Tier 2 either needs to pass or (not be a mass failure and the developer
have an ETA for fix [up to 1 day]).
Tier 3 isn't watched by sheriffs.
Because new test suites and platforms start on a different platform than
tier 1, testing all jobs which are tier 1 and only those with a try
syntax is very hard.
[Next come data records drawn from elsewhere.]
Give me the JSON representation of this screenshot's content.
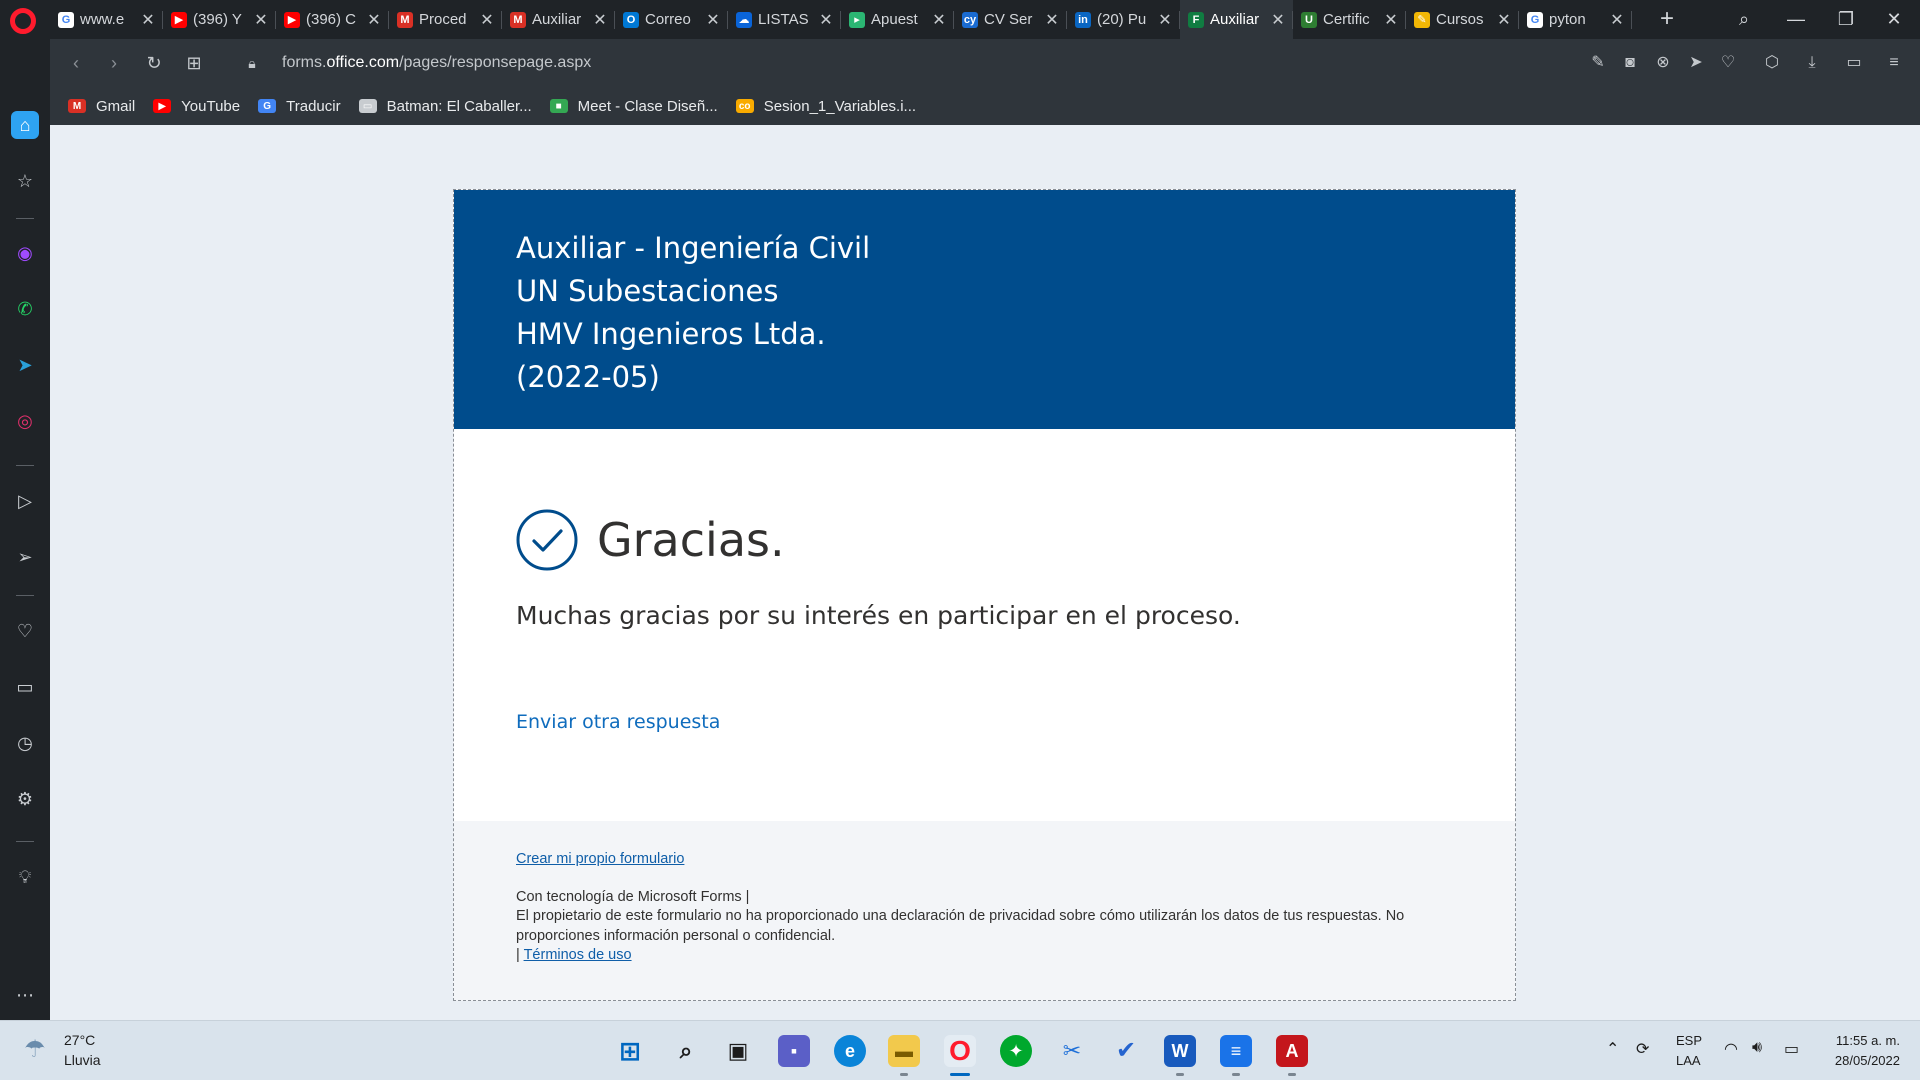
{
  "browser": {
    "tabs": [
      {
        "title": "www.e",
        "color": "#ffffff",
        "glyph": "G"
      },
      {
        "title": "(396) Y",
        "color": "#ff0000",
        "glyph": "▶"
      },
      {
        "title": "(396) C",
        "color": "#ff0000",
        "glyph": "▶"
      },
      {
        "title": "Proced",
        "color": "#d93025",
        "glyph": "M"
      },
      {
        "title": "Auxiliar",
        "color": "#d93025",
        "glyph": "M"
      },
      {
        "title": "Correo",
        "color": "#0078d4",
        "glyph": "O"
      },
      {
        "title": "LISTAS",
        "color": "#0a64d8",
        "glyph": "☁"
      },
      {
        "title": "Apuest",
        "color": "#2bb673",
        "glyph": "▸"
      },
      {
        "title": "CV Ser",
        "color": "#1a6bd1",
        "glyph": "cy"
      },
      {
        "title": "(20) Pu",
        "color": "#0a66c2",
        "glyph": "in"
      },
      {
        "title": "Auxiliar",
        "color": "#107c41",
        "glyph": "F"
      },
      {
        "title": "Certific",
        "color": "#2e7d32",
        "glyph": "U"
      },
      {
        "title": "Cursos",
        "color": "#f2b705",
        "glyph": "✎"
      },
      {
        "title": "pyton",
        "color": "#ffffff",
        "glyph": "G"
      }
    ],
    "active_tab_index": 10,
    "url_prefix": "forms.",
    "url_host": "office.com",
    "url_path": "/pages/responsepage.aspx",
    "bookmarks": [
      {
        "label": "Gmail",
        "color": "#d93025",
        "glyph": "M"
      },
      {
        "label": "YouTube",
        "color": "#ff0000",
        "glyph": "▶"
      },
      {
        "label": "Traducir",
        "color": "#4285f4",
        "glyph": "G"
      },
      {
        "label": "Batman: El Caballer...",
        "color": "#c8ccd0",
        "glyph": "▭"
      },
      {
        "label": "Meet - Clase Diseñ...",
        "color": "#34a853",
        "glyph": "■"
      },
      {
        "label": "Sesion_1_Variables.i...",
        "color": "#f9ab00",
        "glyph": "co"
      }
    ]
  },
  "form": {
    "header_lines": [
      "Auxiliar - Ingeniería Civil",
      "UN Subestaciones",
      "HMV Ingenieros Ltda.",
      "(2022-05)"
    ],
    "thanks_title": "Gracias.",
    "message": "Muchas gracias por su interés en participar en el proceso.",
    "another_response": "Enviar otra respuesta",
    "footer": {
      "create_own": "Crear mi propio formulario",
      "powered_by": "Con tecnología de Microsoft Forms |",
      "privacy": "El propietario de este formulario no ha proporcionado una declaración de privacidad sobre cómo utilizarán los datos de tus respuestas. No proporciones información personal o confidencial.",
      "separator": "|",
      "terms": "Términos de uso"
    },
    "colors": {
      "header": "#004c8c",
      "link": "#0f6cbd"
    }
  },
  "taskbar": {
    "weather_temp": "27°C",
    "weather_desc": "Lluvia",
    "language": "ESP",
    "keyboard": "LAA",
    "time": "11:55 a. m.",
    "date": "28/05/2022"
  }
}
E.g. there are talos jobs in tier 1 and 2 and
Marionette on Android debug in tier 2 but as tier 1 on Android opt.
For the following usage groups (this doesn't cover everybody), this is
what I would recommend:
platform backend (no frontend like e.g. permission prompts for a website
permission, or hardware/heavily OS dependent features): Linux x64 both
opt and debug builds, pick the test suites you need (mochitest plain +
crashtest + xpcshell + web-platform-test + ...)
platform assuming it affects all platforms (with frontend like e.g.
permission prompts for a website permission, or hardware/heavily OS
dependent features): opt builds for Linux x64, macOS, Windows, Android;
Linux x64 debug builds, pick the test suites you need (mochitest plain +
crashtest + xpcshell + web-platform-test + ...)
frontend: linux64 opt, add macOS and Windows if it depends on platform
specific features, test mochitest browser-chrome and/or devtools,
mochitest clipboard (contains both browser-chrome and devtools tests
which perform better on beefier/our machines?), mochitest a11y,
marionette, xpcshell + ...
This a rough guideline and there is no syntax which will provide 100%
(some tier 1 jobs like localization only run on mozilla-central and not
the integration repositories).
If there is an issue with a patch which hasn't been spotted on Try
because it was e.g. intermittent, didn't affect every platform, was in a
test suite which focuses on testing something else or the patch
bitrotted, it will get backed out and be realistically regarded as
unavoidable.
The Try pushes are for a reasonable protection against cross-platform
permafails in test suites designed to test those changes. The faster
backouts shall keep inbound closed for shorter timeframes and backed out
patches shall be fixed locally and pushed again.